Kendisinin de 1974-80 arası lise ve üniversite öğrencisiyken MTTB mensubu, 1985'ten bu yana da Birlik Vakfı müdavimi olduğunu belirten Tuna, 'bana 'hoş geldiniz' demeyin. Zira, yuvasına gelene hoş geldiniz denir mi hiç?' diye başladığı sözlerini, 'MTTB ruhu, Hoca Ahmet Yesevi ruhudur, Taptuk Emre, Yunus Emre, Hacı Bektaş, Hacı Bayram, Şeyh Edebali, Akşemseddin ruhudur. MTTB gençliği, Anadolu ve Rumeli'nin aziz bekçisi, ihya ve beka dinamizmidir. MTTB'li genç, 'kim var?' dendiğinde, sağına ve soluna bakmadan 'ben varım' diyecek, Anadolu'da bin yıldır, Rumeli'de altı yüz elli yıldır yaşayan medeniyetimizin dili Türkçeyi, bin yıldır daha yaşayacak ve yaşatacak gençtir. İçinde yetiştiğim MTTB gençliği, bu toprakların sesi sözü yüzüdür. Özüdür. Şiiri, öyküsü, romanı, denemesi, portresi kısacası edebiyatı olmayan bir medeniyetten söz edilemez. İşte biz, bu alanların hepsinde de söz sahibi bir milletiz.' dedi.

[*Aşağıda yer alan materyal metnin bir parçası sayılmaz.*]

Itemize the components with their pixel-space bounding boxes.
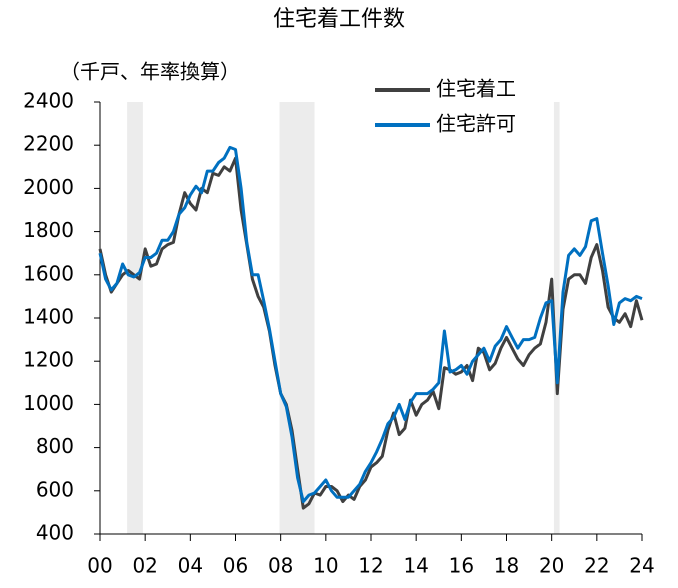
y-tick-label: 2200	[23, 132, 74, 156]
x-tick-label: 06	[223, 554, 248, 578]
y-tick-label: 600	[36, 477, 74, 501]
y-tick-label: 2400	[23, 89, 74, 113]
y-tick-label: 1600	[23, 261, 74, 285]
x-tick-label: 20	[539, 554, 564, 578]
x-tick-label: 18	[494, 554, 519, 578]
x-tick-label: 16	[449, 554, 474, 578]
series-line	[98, 156, 644, 510]
legend-label: 住宅着工	[436, 77, 516, 101]
chart-title: 住宅着工件数	[273, 7, 405, 32]
y-axis-label: （千戸、年率換算）	[60, 60, 240, 84]
x-tick-label: 04	[178, 554, 203, 578]
y-tick-label: 1800	[23, 218, 74, 242]
series-line	[98, 145, 643, 504]
x-tick-label: 00	[87, 554, 112, 578]
x-tick-label: 12	[358, 554, 383, 578]
y-tick-label: 1000	[23, 391, 74, 415]
x-tick-label: 24	[629, 554, 654, 578]
y-tick-label: 1400	[23, 305, 74, 329]
x-tick-label: 14	[403, 554, 428, 578]
y-tick-label: 400	[36, 521, 74, 545]
y-tick-label: 1200	[23, 348, 74, 372]
x-tick-label: 02	[132, 554, 157, 578]
legend-label: 住宅許可	[436, 112, 516, 136]
x-tick-label: 08	[268, 554, 293, 578]
x-tick-label: 10	[313, 554, 338, 578]
y-tick-label: 800	[36, 434, 74, 458]
recession-shade	[553, 102, 560, 534]
x-tick-label: 22	[584, 554, 609, 578]
recession-shade	[127, 102, 143, 534]
y-tick-label: 2000	[23, 175, 74, 199]
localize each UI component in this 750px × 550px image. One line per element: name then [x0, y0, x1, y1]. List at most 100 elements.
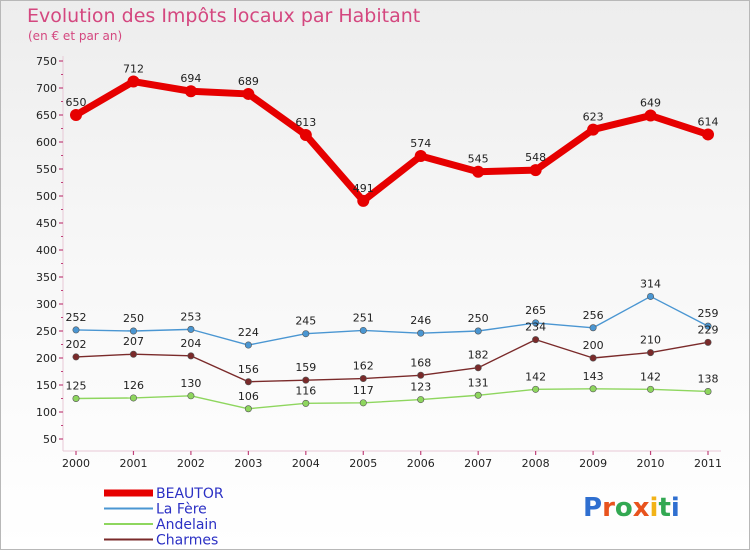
data-point-andelain: [474, 391, 482, 399]
data-label-charmes: 159: [295, 361, 316, 374]
series-line-charmes: [75, 338, 709, 383]
data-label-la-fere: 252: [66, 311, 87, 324]
y-tick-label: 100: [36, 406, 57, 419]
data-label-andelain: 131: [468, 376, 489, 389]
series-andelain: 125 126 130 106 116 117 123 131 142 143 142 138: [66, 370, 719, 413]
data-label-andelain: 116: [295, 384, 316, 397]
data-label-beautor: 712: [123, 63, 144, 76]
y-tick-label: 50: [43, 433, 57, 446]
data-point-charmes: [187, 352, 195, 360]
data-point-charmes: [532, 336, 540, 344]
y-tick-label: 550: [36, 163, 57, 176]
y-tick-label: 250: [36, 325, 57, 338]
data-label-andelain: 126: [123, 379, 144, 392]
data-label-beautor: 623: [583, 111, 604, 124]
x-tick-label: 2003: [234, 457, 262, 470]
data-point-la-fere: [359, 326, 367, 334]
data-point-charmes: [359, 375, 367, 383]
data-label-charmes: 200: [583, 339, 604, 352]
data-label-beautor: 574: [410, 137, 431, 150]
data-point-la-fere: [647, 292, 655, 300]
legend-label-charmes: Charmes: [156, 533, 218, 549]
x-tick-label: 2008: [522, 457, 550, 470]
data-point-andelain: [129, 394, 137, 402]
data-label-la-fere: 256: [583, 309, 604, 322]
brand-letter: P: [583, 493, 602, 523]
data-point-andelain: [72, 394, 80, 402]
data-point-andelain: [417, 396, 425, 404]
series-beautor: 650 712 694 689 613 491 574 545 548 623 649 614: [66, 63, 719, 207]
data-point-charmes: [647, 349, 655, 357]
data-point-charmes: [589, 354, 597, 362]
data-label-beautor: 689: [238, 75, 259, 88]
data-point-beautor: [644, 109, 657, 122]
data-label-andelain: 138: [698, 372, 719, 385]
data-point-andelain: [187, 392, 195, 400]
data-point-charmes: [129, 350, 137, 358]
legend-label-beautor: BEAUTOR: [156, 486, 224, 502]
data-label-beautor: 649: [640, 97, 661, 110]
data-point-la-fere: [589, 324, 597, 332]
data-label-andelain: 123: [410, 381, 431, 394]
x-tick-label: 2010: [637, 457, 665, 470]
data-label-charmes: 168: [410, 356, 431, 369]
y-tick-label: 750: [36, 55, 57, 68]
brand-letter: i: [650, 493, 659, 523]
y-tick-label: 150: [36, 379, 57, 392]
legend-label-la-fere: La Fère: [156, 502, 207, 518]
chart-title: Evolution des Impôts locaux par Habitant: [27, 5, 421, 27]
x-tick-label: 2005: [349, 457, 377, 470]
data-label-beautor: 614: [698, 115, 719, 128]
data-label-la-fere: 265: [525, 304, 546, 317]
series-line-andelain: [75, 388, 709, 410]
data-label-andelain: 125: [66, 380, 87, 393]
data-label-la-fere: 314: [640, 277, 661, 290]
data-point-andelain: [704, 387, 712, 395]
legend-label-andelain: Andelain: [156, 517, 217, 533]
data-point-charmes: [417, 371, 425, 379]
brand-letter: x: [633, 493, 650, 523]
y-tick-label: 500: [36, 190, 57, 203]
y-tick-label: 400: [36, 244, 57, 257]
y-tick-label: 200: [36, 352, 57, 365]
data-label-charmes: 207: [123, 335, 144, 348]
data-label-charmes: 204: [180, 337, 201, 350]
series-line-la-fere: [75, 295, 709, 346]
data-point-beautor: [529, 164, 542, 177]
data-point-beautor: [242, 87, 255, 100]
data-point-la-fere: [129, 327, 137, 335]
data-point-charmes: [72, 353, 80, 361]
x-tick-label: 2011: [694, 457, 722, 470]
data-point-beautor: [184, 85, 197, 98]
data-label-la-fere: 246: [410, 314, 431, 327]
chart-subtitle: (en € et par an): [28, 29, 123, 43]
data-point-charmes: [302, 376, 310, 384]
series-la-fere: 252 250 253 224 245 251 246 250 265 256 314 259: [66, 277, 719, 349]
data-point-charmes: [244, 378, 252, 386]
data-point-andelain: [589, 385, 597, 393]
data-point-beautor: [70, 109, 82, 121]
data-point-la-fere: [704, 322, 712, 330]
data-label-beautor: 613: [295, 116, 316, 129]
data-point-la-fere: [244, 341, 252, 349]
data-point-beautor: [414, 150, 427, 163]
data-label-la-fere: 259: [698, 307, 719, 320]
data-label-charmes: 210: [640, 334, 661, 347]
data-point-beautor: [299, 128, 312, 141]
brand-letter: t: [658, 493, 670, 523]
data-point-andelain: [359, 399, 367, 407]
brand-letter: r: [602, 493, 615, 523]
x-tick-label: 2000: [62, 457, 90, 470]
data-label-la-fere: 250: [468, 312, 489, 325]
data-label-charmes: 156: [238, 363, 259, 376]
data-point-andelain: [647, 385, 655, 393]
data-label-andelain: 142: [640, 370, 661, 383]
data-label-la-fere: 251: [353, 311, 374, 324]
data-point-beautor: [472, 165, 485, 178]
data-point-la-fere: [72, 326, 80, 334]
x-tick-label: 2006: [407, 457, 435, 470]
y-tick-label: 600: [36, 136, 57, 149]
brand-letter: o: [615, 493, 633, 523]
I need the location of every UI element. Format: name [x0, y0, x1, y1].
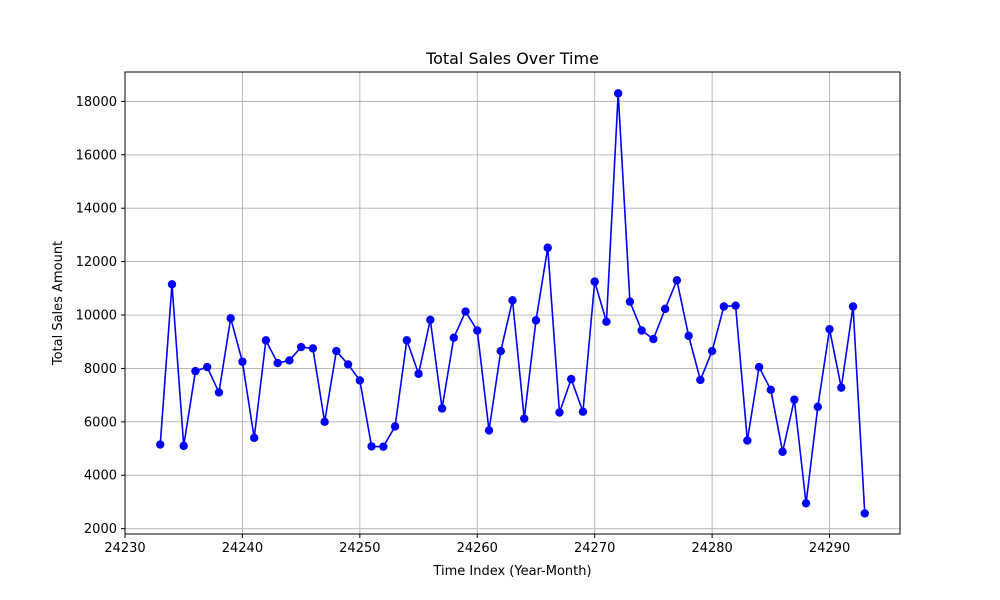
y-tick-label: 6000 — [84, 415, 117, 430]
data-point — [848, 302, 858, 311]
data-point — [320, 417, 329, 427]
data-point — [156, 440, 165, 449]
data-point — [414, 369, 423, 378]
data-point — [355, 376, 365, 385]
data-point — [367, 442, 376, 451]
data-point — [461, 307, 470, 316]
chart-title: Total Sales Over Time — [425, 49, 599, 68]
data-point — [778, 447, 787, 456]
data-point — [590, 277, 599, 286]
data-point — [625, 297, 635, 306]
data-point — [308, 344, 318, 353]
data-point — [825, 324, 834, 334]
data-point — [426, 315, 435, 325]
data-point — [578, 407, 588, 416]
data-point — [191, 366, 200, 376]
data-point — [743, 436, 752, 445]
data-point — [837, 383, 846, 392]
data-point — [273, 358, 282, 368]
x-tick-label: 24230 — [104, 541, 145, 556]
data-point — [637, 326, 646, 335]
y-tick-label: 18000 — [76, 95, 117, 110]
y-tick-label: 14000 — [76, 202, 117, 217]
y-tick-label: 4000 — [84, 469, 117, 484]
data-point — [660, 304, 670, 314]
data-point — [390, 422, 400, 431]
y-axis-ticks: 2000 4000 6000 8000 10000 12000 14000 16000 1800… — [76, 95, 125, 537]
data-point — [790, 395, 799, 404]
x-axis-ticks: 24230 24240 24250 24260 24270 24280 24290 — [104, 534, 850, 556]
x-tick-label: 24280 — [691, 541, 732, 556]
data-point — [731, 301, 740, 310]
data-point — [249, 433, 259, 443]
y-tick-label: 12000 — [76, 255, 117, 270]
data-point — [602, 317, 611, 326]
series-layer — [156, 89, 869, 518]
data-point — [719, 302, 729, 311]
data-point — [473, 326, 482, 335]
data-point — [672, 276, 682, 285]
data-point — [555, 408, 564, 417]
data-point — [684, 331, 693, 341]
y-tick-label: 2000 — [84, 522, 117, 537]
data-point — [496, 346, 505, 356]
data-point — [567, 374, 576, 384]
x-tick-label: 24250 — [339, 541, 380, 556]
data-point — [649, 334, 658, 344]
data-point — [801, 499, 811, 508]
data-point — [238, 357, 247, 366]
data-point — [543, 243, 552, 252]
data-point — [508, 296, 517, 305]
data-point — [449, 333, 458, 342]
data-point — [766, 385, 776, 394]
data-point — [296, 342, 306, 352]
y-tick-label: 16000 — [76, 148, 117, 163]
data-point — [437, 404, 447, 413]
data-point — [531, 316, 541, 325]
data-point — [343, 360, 353, 369]
data-point — [226, 314, 235, 323]
data-point — [860, 509, 869, 518]
x-tick-label: 24260 — [457, 541, 498, 556]
data-point — [179, 441, 188, 451]
data-point — [813, 402, 823, 412]
x-tick-label: 24270 — [574, 541, 615, 556]
data-point — [214, 388, 224, 397]
y-tick-label: 8000 — [84, 362, 117, 377]
y-tick-label: 10000 — [76, 309, 117, 324]
data-point — [520, 414, 529, 423]
grid — [124, 72, 900, 534]
data-point — [402, 336, 412, 345]
x-tick-label: 24240 — [222, 541, 263, 556]
plot-area-frame — [124, 71, 901, 535]
data-point — [484, 426, 494, 435]
data-point — [707, 346, 717, 356]
data-point — [379, 442, 388, 451]
data-point — [285, 356, 294, 365]
data-point — [332, 346, 341, 356]
x-tick-label: 24290 — [809, 541, 850, 556]
data-point — [613, 89, 623, 98]
data-point — [261, 336, 271, 345]
data-point — [202, 362, 212, 372]
y-axis-label: Total Sales Amount — [51, 241, 66, 366]
data-point — [696, 375, 705, 385]
x-axis-label: Time Index (Year-Month) — [432, 564, 591, 579]
data-point — [167, 280, 177, 289]
data-point — [754, 362, 764, 372]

'Birincil göreviniz Türkçeyi yaşatmak'
"Müslüman Türk genci olarak sizin birincil göreviniz, Türkçeyi yaşamak ve yaşatmaktır' diyen Tuna, fotoğraflar eşliğinde 1970-80 arası MTTB Sakarya Teşkilatı ileri gelenleri tek tek tanıttı. Sakarya Teşkilatı öncülerinden merhum Numan Yazıcı, Ahmet Arıca, Yusuf Aydın, Selahaddin Şimşek, Yılmaz Güney'in ruhlarına Fatiha okuyan ve okutan Yazar Tuna, milli bir gençliğin mayalanmasında, rahmetli olan bu değerli isimlerin yanısıra, dönemin MTTB ileri gelenlerinden Sami Güçlü, Cevat Sarıgüzel, Mustafa Tekelli, Alaaddin Yılmaz, İbrahim Ertiryaki, Suat Ateş, Şinasi Arabacı, Hayri Adalı gibi birçok değerli ismin büyük emek ve katkılarından söz etti.
Kırk kadar gencin izlediği ve yaklaşık iki saat süren söyleşinin sonunda Tuna, kendisine yöneltilen soruları cevaplandırdı.